And then you just use the library like the example below (use import syntax if you have Babel configured for it):

const ToatieCache = require('tiny-toatie-cache');

const cacheStorageSize = 1234456;
const cache = ToatieCache.build(cacheStorageSize);

cache.append(Buffer.from([0x66, 0x84, 0x33, 0x56, 0x11, 0x34, 0x89, 0xff]));
for (let i = 0; i < 64000; ++i) {
  cache.append(Buffer.from([0xff]));
}

cache.on('hit', timeTook => {
  console.log(`Cache hit! Operation time: ${timeTook}ms`);
});

cache.on('miss', timeTook => {
  console.log(`Cache miss! Operation time: ${timeTook}ms`);
});

/** First call, a cold lookup.
 *
 *  response: `{ offset: 64005, value: <Buffer 33 56>, length: 2 }`
 **/
console.log(cache.find(Buffer.from([0x33, 0x56])));

/** Second call, a cache hit
 *
 *  response: `{ offset: 64005, value: <Buffer 33 56>, length: 2 }`
 **/
console.log(cache.find(Buffer.from([0x33, 0x56])));

/** Third call, a cache hit
 *
 *  response: `{ offset: 64005, value: <Buffer 33 56>, length: 2 }`
 **/
console.log(cache.find(Buffer.from([0x33, 0x56])));

for (let i = 0; i < 16; ++i) {
  cache.append(Buffer.from([0xff]));
}

/** Fourth call, after appending data, cache hit
 *
 *  response: `{ offset: 64021, value: <Buffer 33 56>, length: 2 }`
 **/
console.log(cache.find(Buffer.from([0x33, 0x56])));

And its output:

/your-rad-project ‹master*› % node sample.js
Cache miss! Operation time: 20ms
Cache hit! Operation time: 1ms
Cache hit! Operation time: 0ms

Performance

driving-range-test.js tests scenarios by generating a set (the exact number is controlled by input_key_count) of random words, appends them to the cache and then performs a set of search queries against the cache. number_of_search_attempts controls the number of queries it makes and only_dictionary_search_queries controls whether or not it it uses words it knows are in the dictionary, or if it uses random words.
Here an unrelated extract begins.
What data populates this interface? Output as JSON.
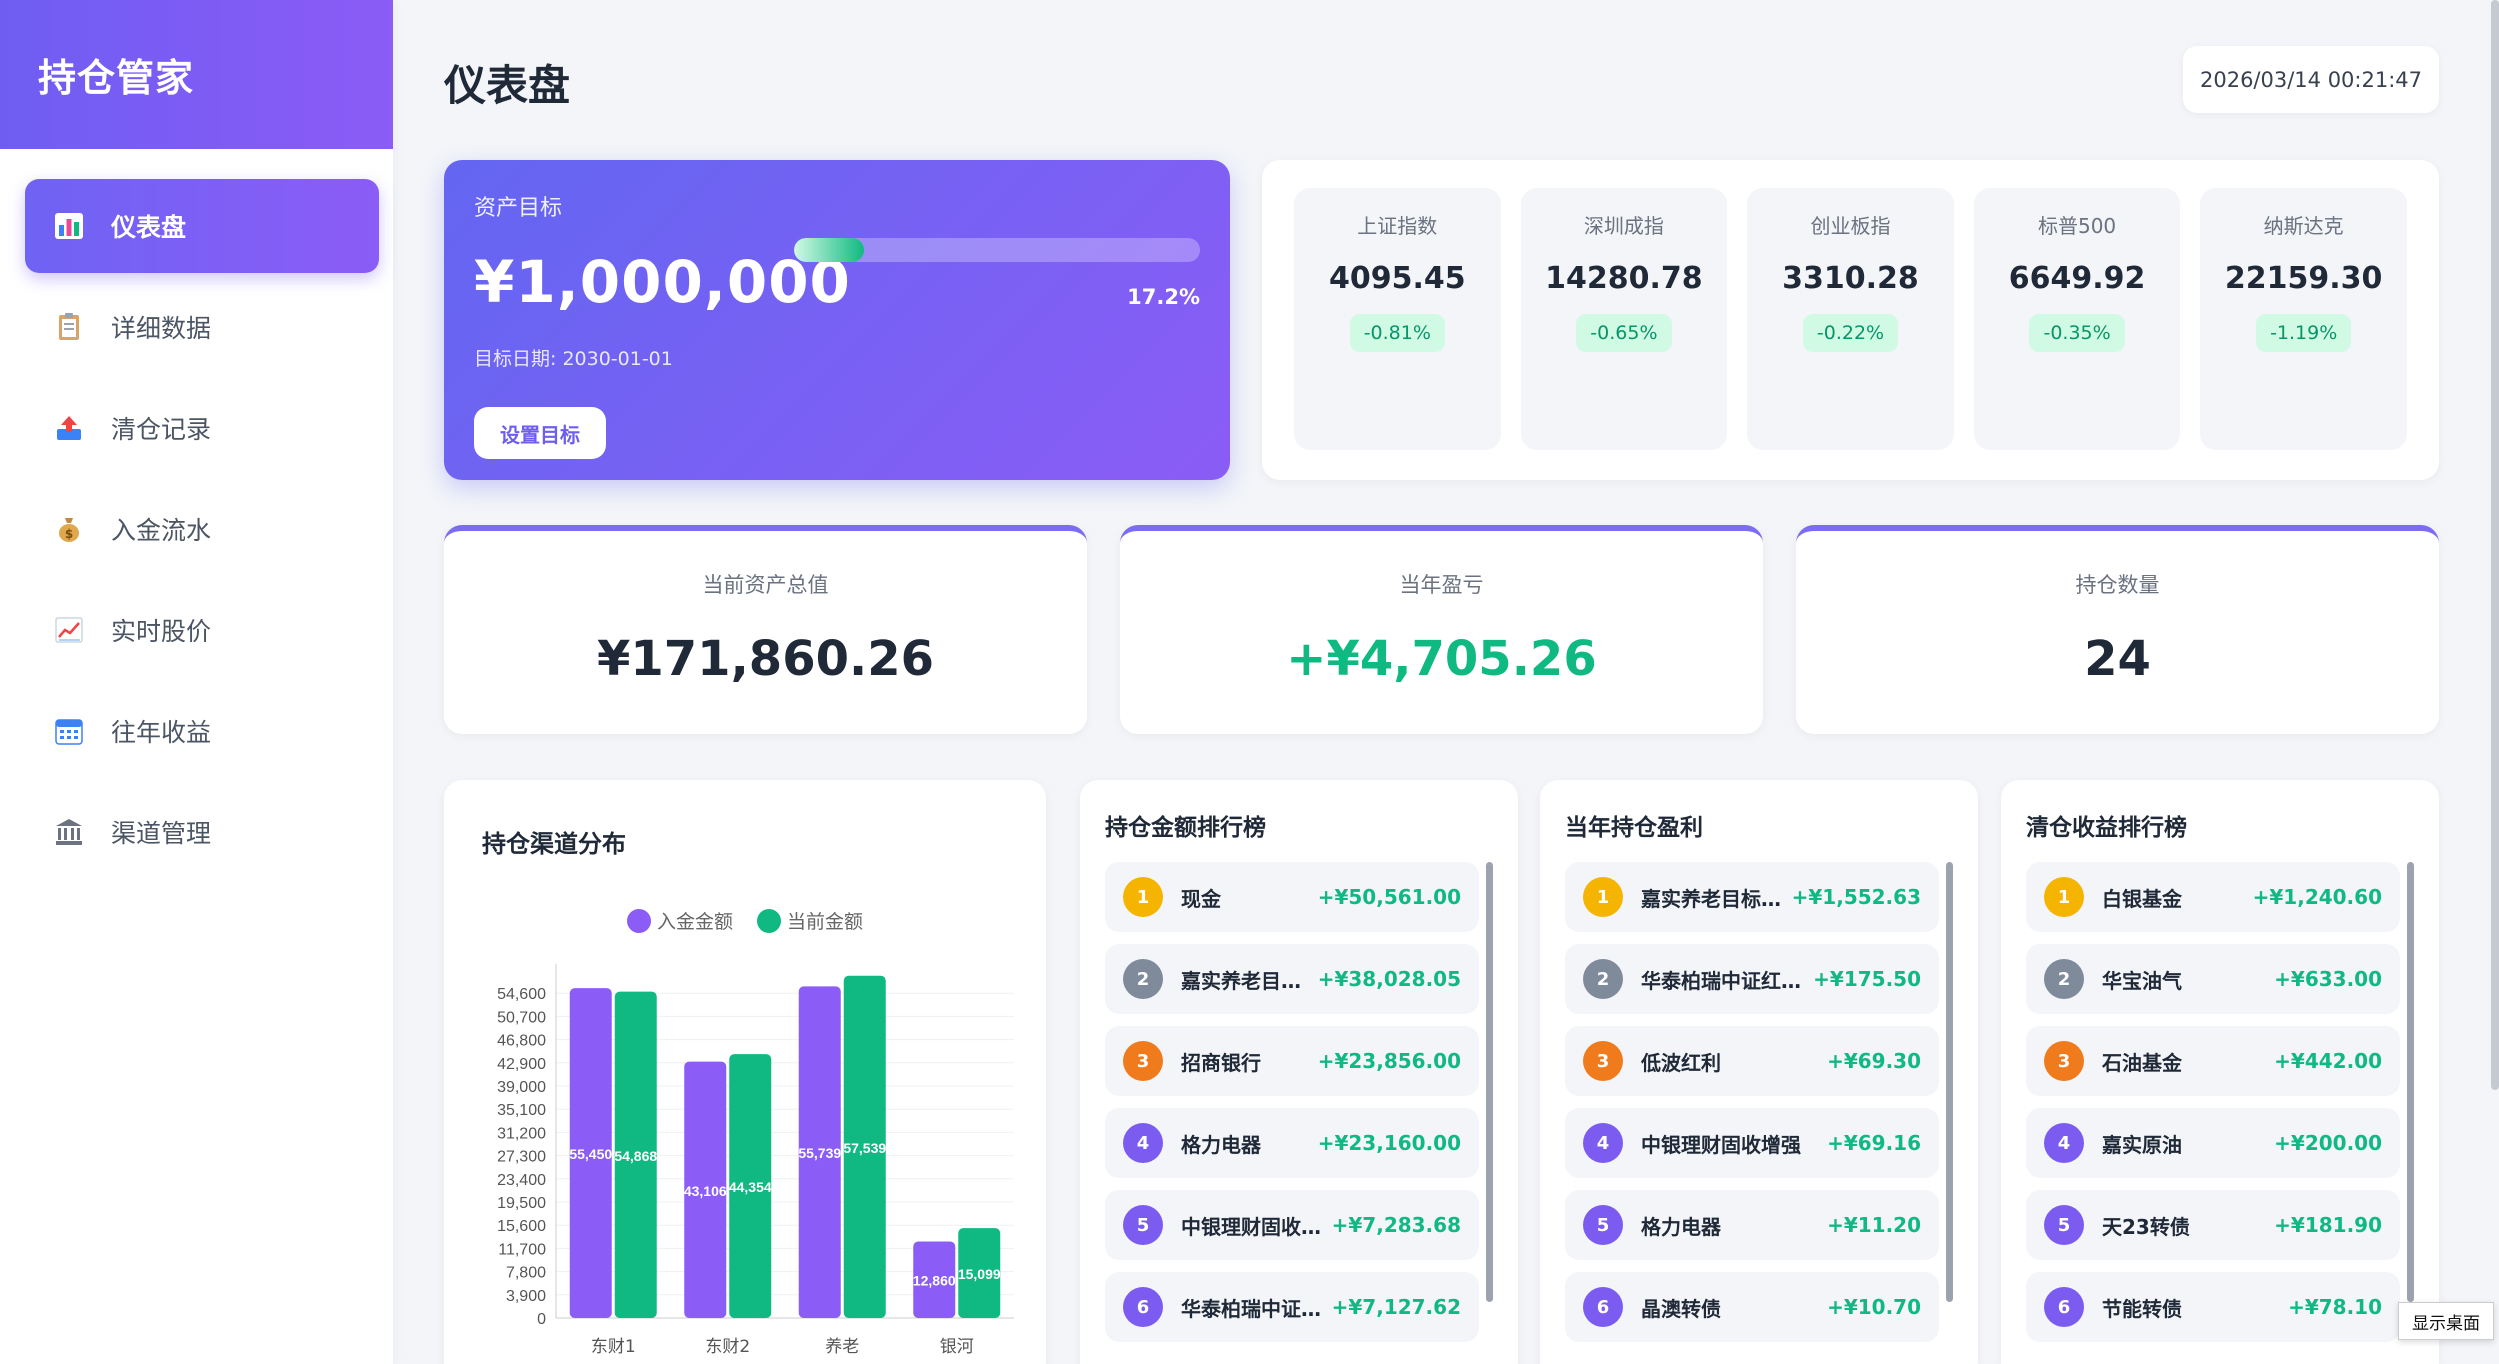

It performs one test with the cache off as a control, then it performs another with the cache enabled. Both experiments are timed and the all of the setup displayed.

cache-on-vs-cache-off-no-negative-queries.js

tiny-toatie-cache ‹master*› % node performance/driving-range/cache-on-vs-cache-off-no-negative-queries.js

Test label: Control experiment (cache disabled)
Cache hits: 0, Cache misses: 1000000
Experiment configuration:
{ input_key_count: 2560,
  dictionary_size: 2560000,
  words_per_key: 2,
  only_dictionary_search_queries: true,
  number_of_search_attempts: 1000000,
  cache_bypass: true }
Experiment time taken: 9063.742370999998


Test label: Cache enabled experiment
Cache hits: 0, Cache misses: 1000000
Experiment configuration:
{ input_key_count: 2560,
  dictionary_size: 2560000,
  words_per_key: 2,
  only_dictionary_search_queries: true,
  number_of_search_attempts: 1000000,
  cache_bypass: false }
Experiment time taken: 1330.6336329999995

cache-on-vs-cache-off-randomised-queries.js

tiny-toatie-cache ‹master*› % node performance/driving-range/cache-on-vs-cache-off-randomised-queries.js

Test label: Control experiment (cache disabled)
Cache hits: 0, Cache misses: 1000000
Experiment configuration:
{ input_key_count: 2560,
  dictionary_size: 2560000,
  words_per_key: 2,
  only_dictionary_search_queries: false,
  number_of_search_attempts: 1000000,
  cache_bypass: true }
Experiment time taken: 17834.606991


Test label: Cache enabled experiment
Cache hits: 0, Cache misses: 3545
Experiment configuration:
{ input_key_count: 2560,
  dictionary_size: 2560000,
  words_per_key: 2,
  only_dictionary_search_queries: false,
  number_of_search_attempts: 1000000,
  cache_bypass: false }
Experiment time taken: 17229.577994